Mais contrairement à toutes ses rivales, Seinfeld ne s'appuie pas sur un scénario chiadé, des histoires à l'eau de rose (et quand y en a ca se termine par une mort absurde, style avoir léché trop d'enveloppes bon marchés), sur des gadgets ou encore sur le physique de ses acteurs. Il n'y a absolument RIEN d'attirant à la base. A l'origine, avant que son projet de série ne soit retenu par CBS, Jerry Seinfeld était un stand-up comedian, qui joue beaucoup sur l'observation des petits détails de la vie quotidienne. L'humour dit du « have you ever noticed ? » .
Exemple (traduction approximative) : « j'ai lu un sondage selon lequel la plus grande peur des Américains était la prise parole publique. En deux arrivait la mort. En deux ! Ca veut dire qu'à un enterrement, vous préférez être dans le cercueil que prononcer l'oraison funèbre ». Bref, ce que Gad Elmaleh popularisera en France 20 ans plus tard.
Ses performances de stand-up sont donc au mieux plaisantes, mais ne cassent pas des briques. Justement. Dans la série, il se fout de sa propre gueule, montrant qu'il est un escroc de faire ca. Et c'est là que ca devient génial, c'est que la série revendique son vide et parvient à en devenir captivante...
Car il n'y a jamais de thème dans Seinfeld. C'est toujours un détail infime qui bâtit l'épisode. Exemple : l'attente à un restaurant, savoir pourquoi le réveil du marathonien n'a pas sonné avant sa course aux JO peut occuper la vingtaine de minutes. Est-ce le AM/PM, est-ce le snooze qui fait qu'on se rendort systématiquement... Le summum viendra lorsqu'ils voudront créer une série Jerry. L'histoire dans l'histoire...

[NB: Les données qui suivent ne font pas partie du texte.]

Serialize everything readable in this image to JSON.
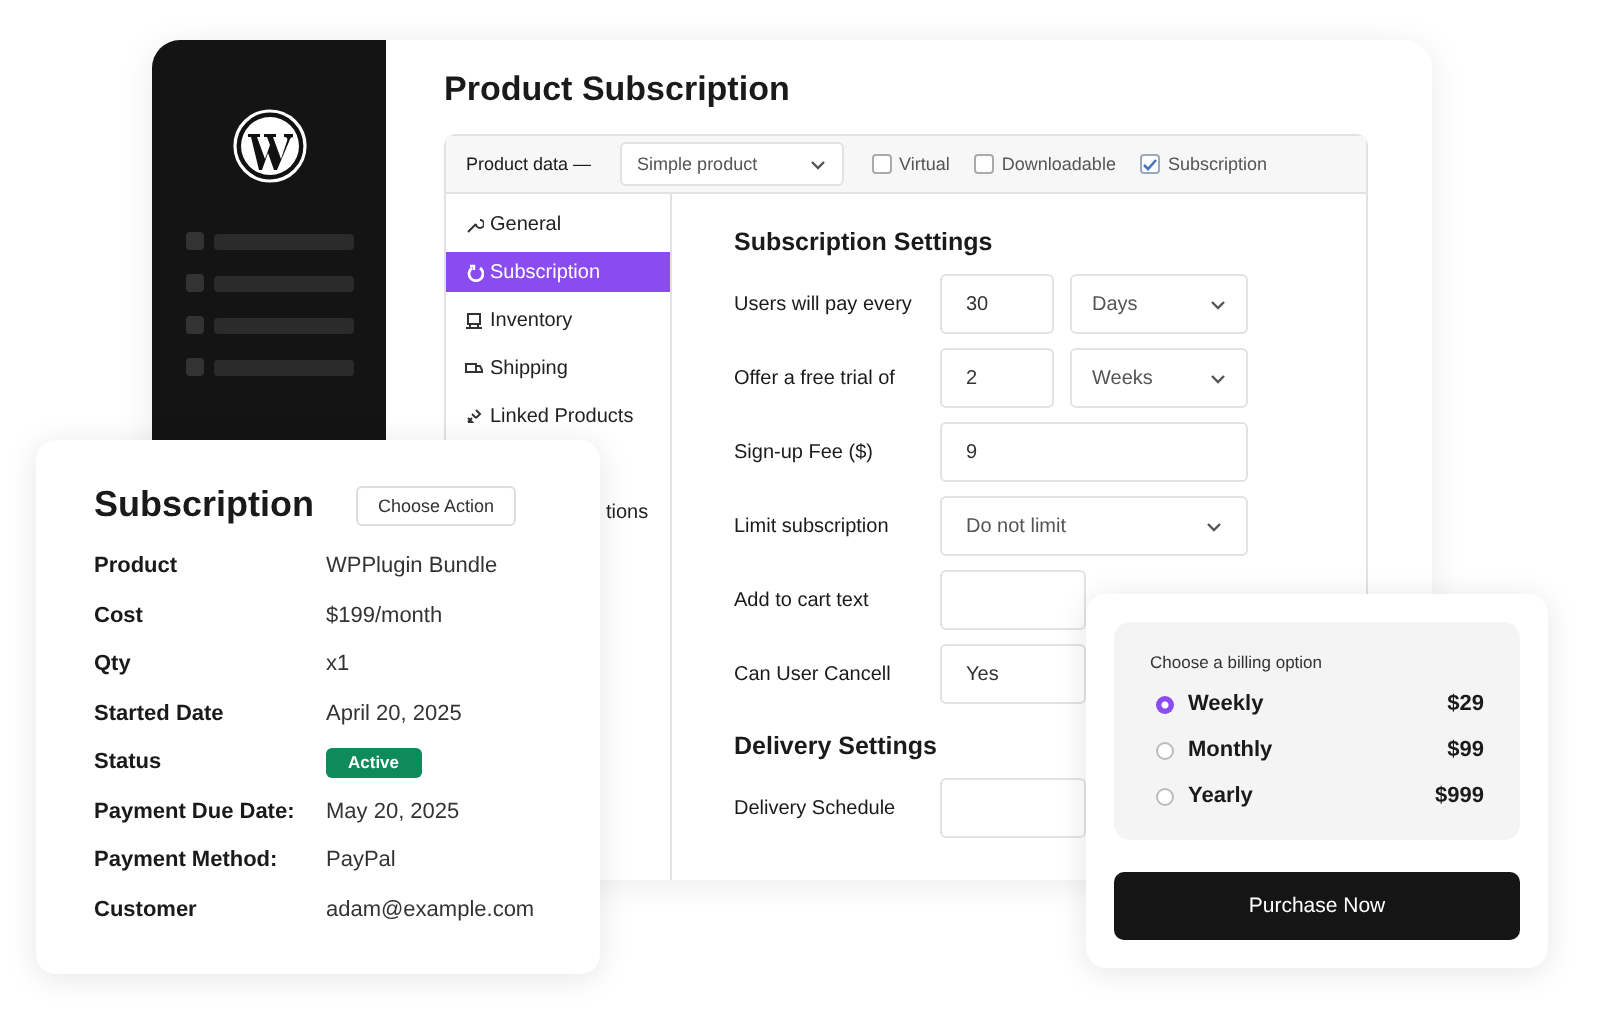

Essayons de définir le génie de la série en deux phrases.
Pour moi, là où c'est exceptionnellement fort, c'est que les situations rendent des trucs construits de manière totalement arbitraire (et selon un critère idiot) naturels et évidents (comme si juste parce que tel personnage avait telle lubie, les règles sociales iraient dans cette direction et pas dans une autre. Exemple : lorsque l'on parle de sa relation amoureuse de façon positive, si l'on se frotte le visage en même temps, c'est que l'on ment ; plus on se frotte un endroit haut sur le visage, plus la situation est en fait catastrophique).
Implicitement, cela met superbement en relief l'absurdité de certaines conventions sociales établies dans la vraie vie.
Des tentatives déconstructivistes salutaires, j'en connais très peu, et Seinfeld fait partie de la liste.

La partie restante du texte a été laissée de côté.